Published: 09.24.2007
EDITORIAL
Our Opinion: Flaws delay virtual fence again - but Boeing is paid

http://www.tucsoncitizen.com/daily/opinion/63773.php
Tucson Citizen
letters@tucsoncitizen.com

It sounded like a good idea. String hundreds of towers along our southern and northern borders with radar, sensors and sophisticated cameras to protect us.

But one glitch after another has delayed operation of nine 98-foot towers already erected along 28 miles of the Arizona-Mexico border near Sasabe, southwest of Tucson.
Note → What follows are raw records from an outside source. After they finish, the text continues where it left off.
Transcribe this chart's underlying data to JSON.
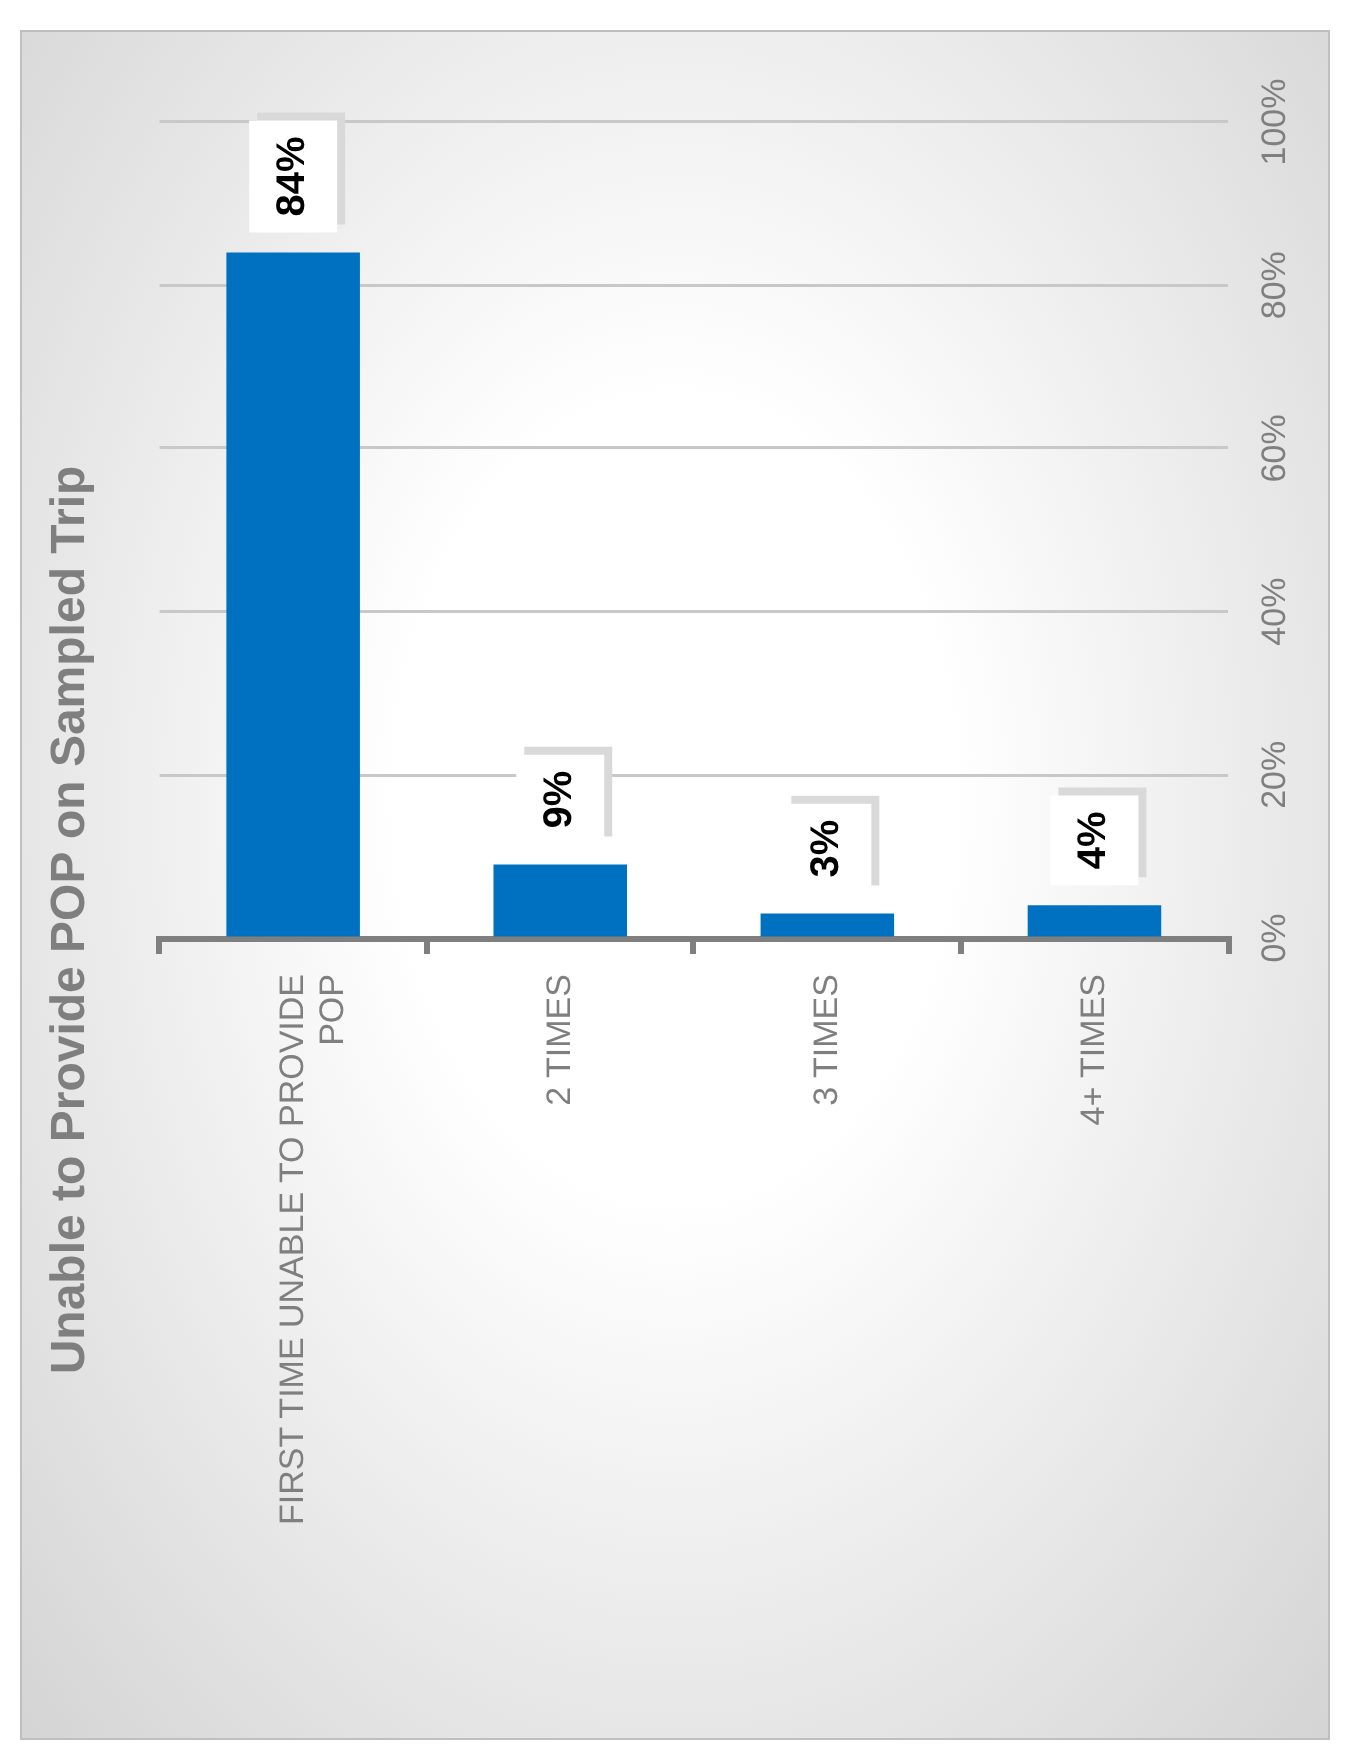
{
  "chart_data": {
    "type": "bar",
    "title": "Unable to Provide POP on Sampled Trip",
    "categories": [
      "FIRST TIME UNABLE TO PROVIDE POP",
      "2 TIMES",
      "3 TIMES",
      "4+ TIMES"
    ],
    "values": [
      84,
      9,
      3,
      4
    ],
    "color": "#0070c0",
    "ylim": [
      0,
      100
    ],
    "yticks": [
      {
        "value": 0,
        "label": "0%"
      },
      {
        "value": 20,
        "label": "20%"
      },
      {
        "value": 40,
        "label": "40%"
      },
      {
        "value": 60,
        "label": "60%"
      },
      {
        "value": 80,
        "label": "80%"
      },
      {
        "value": 100,
        "label": "100%"
      }
    ],
    "value_labels": [
      "84%",
      "9%",
      "3%",
      "4%"
    ],
    "grid": "y"
  }
}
And even if the "virtual fence" were working, it's unlikely to effectively deter illegal immigration in a region where tunneling and fake documentation are common.

The pilot towers program was to have begun three months ago. It was delayed in June because of a radar problem. Now it has stalled again because of a software problem.
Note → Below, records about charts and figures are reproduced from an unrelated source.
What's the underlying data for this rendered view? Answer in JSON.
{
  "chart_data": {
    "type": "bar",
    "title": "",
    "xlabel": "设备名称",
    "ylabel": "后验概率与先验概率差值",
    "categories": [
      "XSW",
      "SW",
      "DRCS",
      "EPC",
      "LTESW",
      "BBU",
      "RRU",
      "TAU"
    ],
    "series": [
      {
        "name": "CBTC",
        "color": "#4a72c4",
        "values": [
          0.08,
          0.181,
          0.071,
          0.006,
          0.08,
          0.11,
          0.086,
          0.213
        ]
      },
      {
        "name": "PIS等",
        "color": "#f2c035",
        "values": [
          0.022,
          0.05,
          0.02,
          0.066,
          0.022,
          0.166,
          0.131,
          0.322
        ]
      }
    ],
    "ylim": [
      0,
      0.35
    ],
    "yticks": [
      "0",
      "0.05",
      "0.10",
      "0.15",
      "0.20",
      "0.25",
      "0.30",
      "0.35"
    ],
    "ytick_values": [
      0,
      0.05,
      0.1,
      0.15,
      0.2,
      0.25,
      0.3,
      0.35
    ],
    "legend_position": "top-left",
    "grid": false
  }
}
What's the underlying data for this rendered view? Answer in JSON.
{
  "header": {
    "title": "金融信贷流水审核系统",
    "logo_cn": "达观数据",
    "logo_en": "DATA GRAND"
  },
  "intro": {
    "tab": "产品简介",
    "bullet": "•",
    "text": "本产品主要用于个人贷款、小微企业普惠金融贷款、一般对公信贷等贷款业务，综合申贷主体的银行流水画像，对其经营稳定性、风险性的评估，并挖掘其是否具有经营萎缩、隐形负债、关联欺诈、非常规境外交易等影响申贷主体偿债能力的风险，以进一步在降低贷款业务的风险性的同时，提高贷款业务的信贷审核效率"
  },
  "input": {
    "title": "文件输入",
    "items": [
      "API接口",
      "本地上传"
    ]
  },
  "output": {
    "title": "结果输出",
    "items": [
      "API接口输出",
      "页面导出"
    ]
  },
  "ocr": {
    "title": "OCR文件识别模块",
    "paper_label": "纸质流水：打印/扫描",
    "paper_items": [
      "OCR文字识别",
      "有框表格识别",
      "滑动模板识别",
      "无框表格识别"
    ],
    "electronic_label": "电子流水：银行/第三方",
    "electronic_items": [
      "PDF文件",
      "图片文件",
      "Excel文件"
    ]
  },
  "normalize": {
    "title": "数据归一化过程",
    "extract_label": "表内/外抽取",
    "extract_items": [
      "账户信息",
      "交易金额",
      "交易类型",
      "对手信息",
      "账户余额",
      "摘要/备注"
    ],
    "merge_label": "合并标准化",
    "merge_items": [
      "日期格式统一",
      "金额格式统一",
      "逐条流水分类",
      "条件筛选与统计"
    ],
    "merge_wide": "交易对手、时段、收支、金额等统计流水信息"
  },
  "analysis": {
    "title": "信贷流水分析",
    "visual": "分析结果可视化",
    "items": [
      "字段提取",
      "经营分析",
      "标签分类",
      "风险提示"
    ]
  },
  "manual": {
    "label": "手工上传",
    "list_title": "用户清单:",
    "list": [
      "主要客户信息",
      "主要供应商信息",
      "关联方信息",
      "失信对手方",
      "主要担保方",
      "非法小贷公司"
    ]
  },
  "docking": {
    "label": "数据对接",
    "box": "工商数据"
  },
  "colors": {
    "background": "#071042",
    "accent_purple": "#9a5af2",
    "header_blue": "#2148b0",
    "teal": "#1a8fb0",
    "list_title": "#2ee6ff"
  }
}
Boeing Co., however, already has been paid three-fourths of its $20 million contract for the nine towers, Homeland Security Secretary Michael Chertoff told The Associated Press last week.
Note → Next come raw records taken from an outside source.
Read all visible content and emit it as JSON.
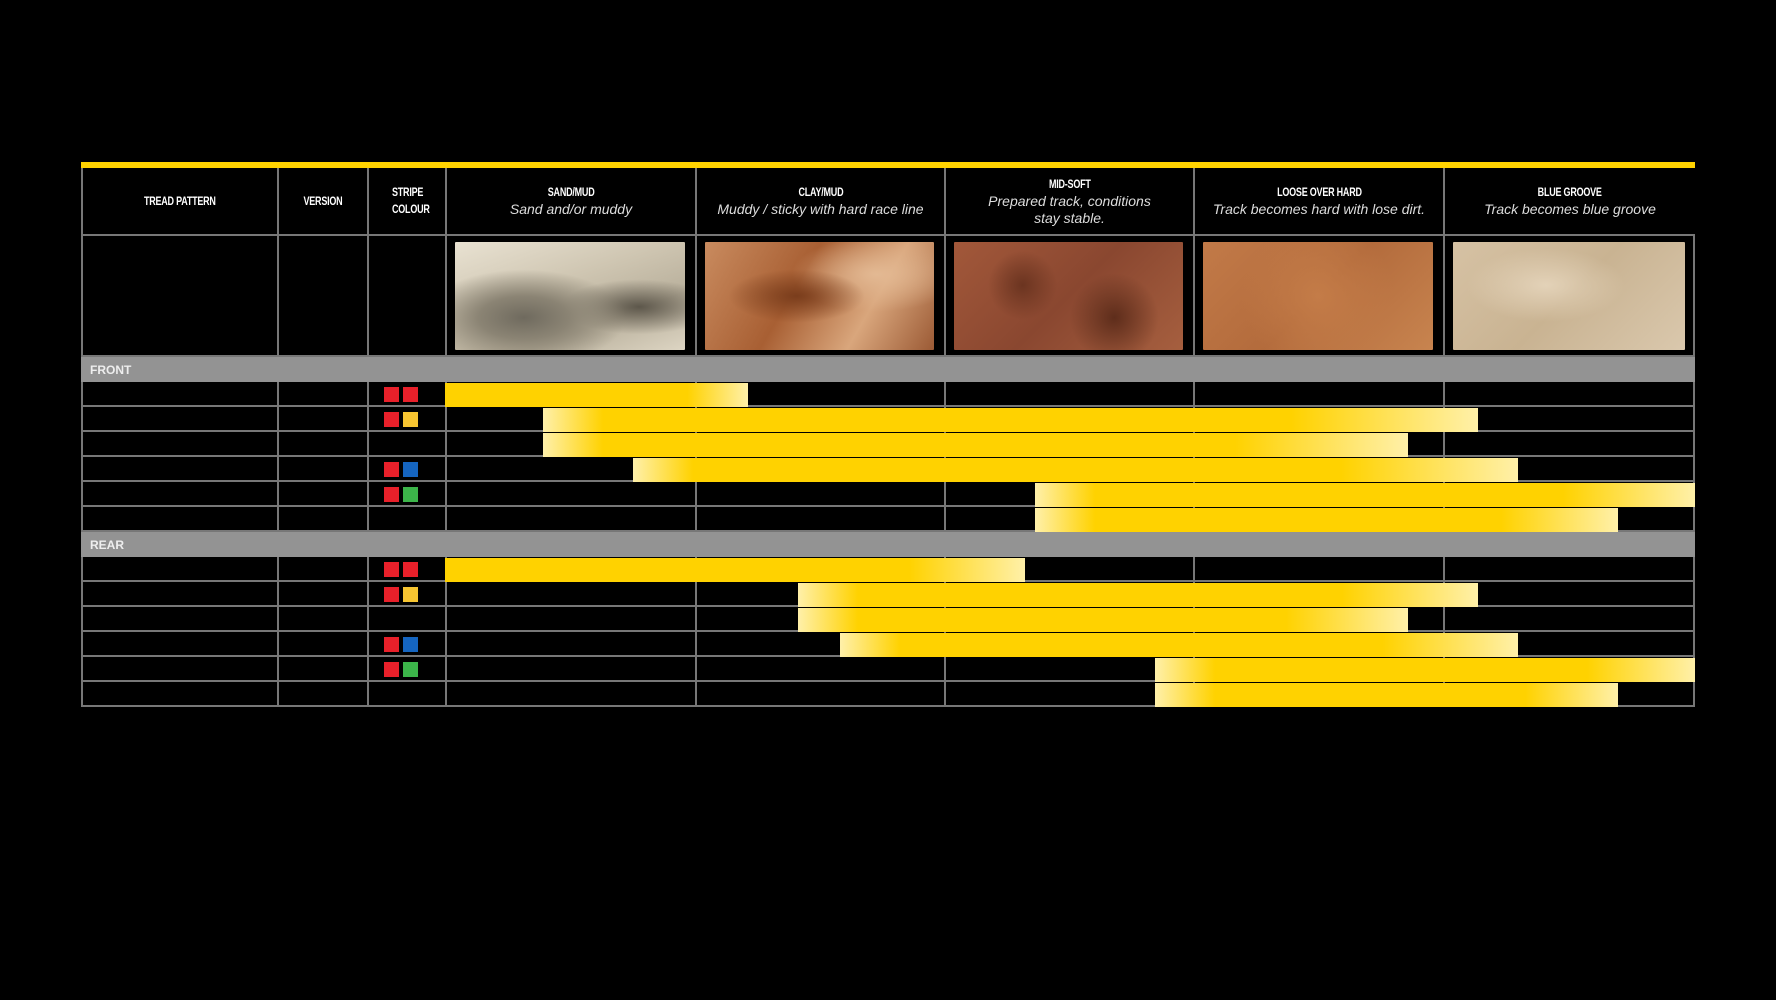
{
  "chart_data": {
    "type": "table",
    "columns": [
      {
        "title": "TREAD PATTERN",
        "subtitle": ""
      },
      {
        "title": "VERSION",
        "subtitle": ""
      },
      {
        "title": "STRIPE COLOUR",
        "subtitle": ""
      },
      {
        "title": "SAND/MUD",
        "subtitle": "Sand and/or muddy"
      },
      {
        "title": "CLAY/MUD",
        "subtitle": "Muddy / sticky with hard race line"
      },
      {
        "title": "MID-SOFT",
        "subtitle": "Prepared track, conditions stay stable."
      },
      {
        "title": "LOOSE OVER HARD",
        "subtitle": "Track becomes hard with lose dirt."
      },
      {
        "title": "BLUE GROOVE",
        "subtitle": "Track becomes blue groove"
      }
    ],
    "terrain_images": [
      "sand",
      "clay-mud",
      "mid-soft-soil",
      "loose-dirt",
      "blue-groove-clay"
    ],
    "range_unit": "terrain columns from SAND/MUD (0) to BLUE GROOVE end (5)",
    "colors": {
      "accent": "#ffd200",
      "band": "#939393",
      "red": "#e8202a",
      "yellow": "#f7c531",
      "blue": "#1565c0",
      "green": "#3cb54a"
    },
    "sections": [
      {
        "label": "FRONT",
        "rows": [
          {
            "stripe": [
              "red",
              "red"
            ],
            "range": [
              0,
              1.21
            ]
          },
          {
            "stripe": [
              "red",
              "yellow"
            ],
            "range": [
              0.39,
              4.13
            ]
          },
          {
            "stripe": [],
            "range": [
              0.39,
              3.85
            ]
          },
          {
            "stripe": [
              "red",
              "blue"
            ],
            "range": [
              0.75,
              4.29
            ]
          },
          {
            "stripe": [
              "red",
              "green"
            ],
            "range": [
              2.36,
              5.0
            ]
          },
          {
            "stripe": [],
            "range": [
              2.36,
              4.69
            ]
          }
        ]
      },
      {
        "label": "REAR",
        "rows": [
          {
            "stripe": [
              "red",
              "red"
            ],
            "range": [
              0,
              2.32
            ]
          },
          {
            "stripe": [
              "red",
              "yellow"
            ],
            "range": [
              1.41,
              4.13
            ]
          },
          {
            "stripe": [],
            "range": [
              1.41,
              3.85
            ]
          },
          {
            "stripe": [
              "red",
              "blue"
            ],
            "range": [
              1.58,
              4.29
            ]
          },
          {
            "stripe": [
              "red",
              "green"
            ],
            "range": [
              2.84,
              5.0
            ]
          },
          {
            "stripe": [],
            "range": [
              2.84,
              4.69
            ]
          }
        ]
      }
    ]
  }
}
Boeing's overall initial contract is for $67 million of program management, systems engineering and planning support for a string of about 1,800 such towers.

But technical glitches aren't the only problems with this plan.
Wednesday, authorities found another smuggling tunnel, this one stretching 250 feet from inside a house in San Luis Rio Colorado, Mexico, into Arizona.

In June, a 600-foot tunnel had been found linking a home in Nogales, Sonora, with one in Nogales, Ariz.

And in July, a tunnel was found from inside a Nogales, Ariz., apartment to a Mexican drainage gate.

Neither a virtual fence of tall towers nor the actual border wall being erected in some stretches is likely to stop illegal immigration or smuggling - not if history is any indication.

The Great Wall of China, about 4,000 miles long, didn't keep out the northern barbarians.

A U.S.-built three-mile wall in Baghdad has only infuriated both the Sunni Muslims and the Shiites it separates, Reuters reported in April.

Meanwhile, fences topped with razor wire around wealthy enclaves in Spain and Morocco only prompted people to attempt sea voyages. Hundreds have drowned.

The idea that "good fences make good neighbors" has been belied throughout history.

As for the U.S., expect more tunnels and forged documents as work on the "virtual fence" continues.

Alas, border walls, checkpoints and unmanned aerial drones will prove to be a poor substitute for the solutions that truly are needed: a secure guest-worker program and binational cooperation to boost Mexico's economy and help its poor to stay home.

Until the cause of illegal immigration is addressed, all our expensive, high-tech efforts will act as mere Band-Aids on a deep, gaping wound.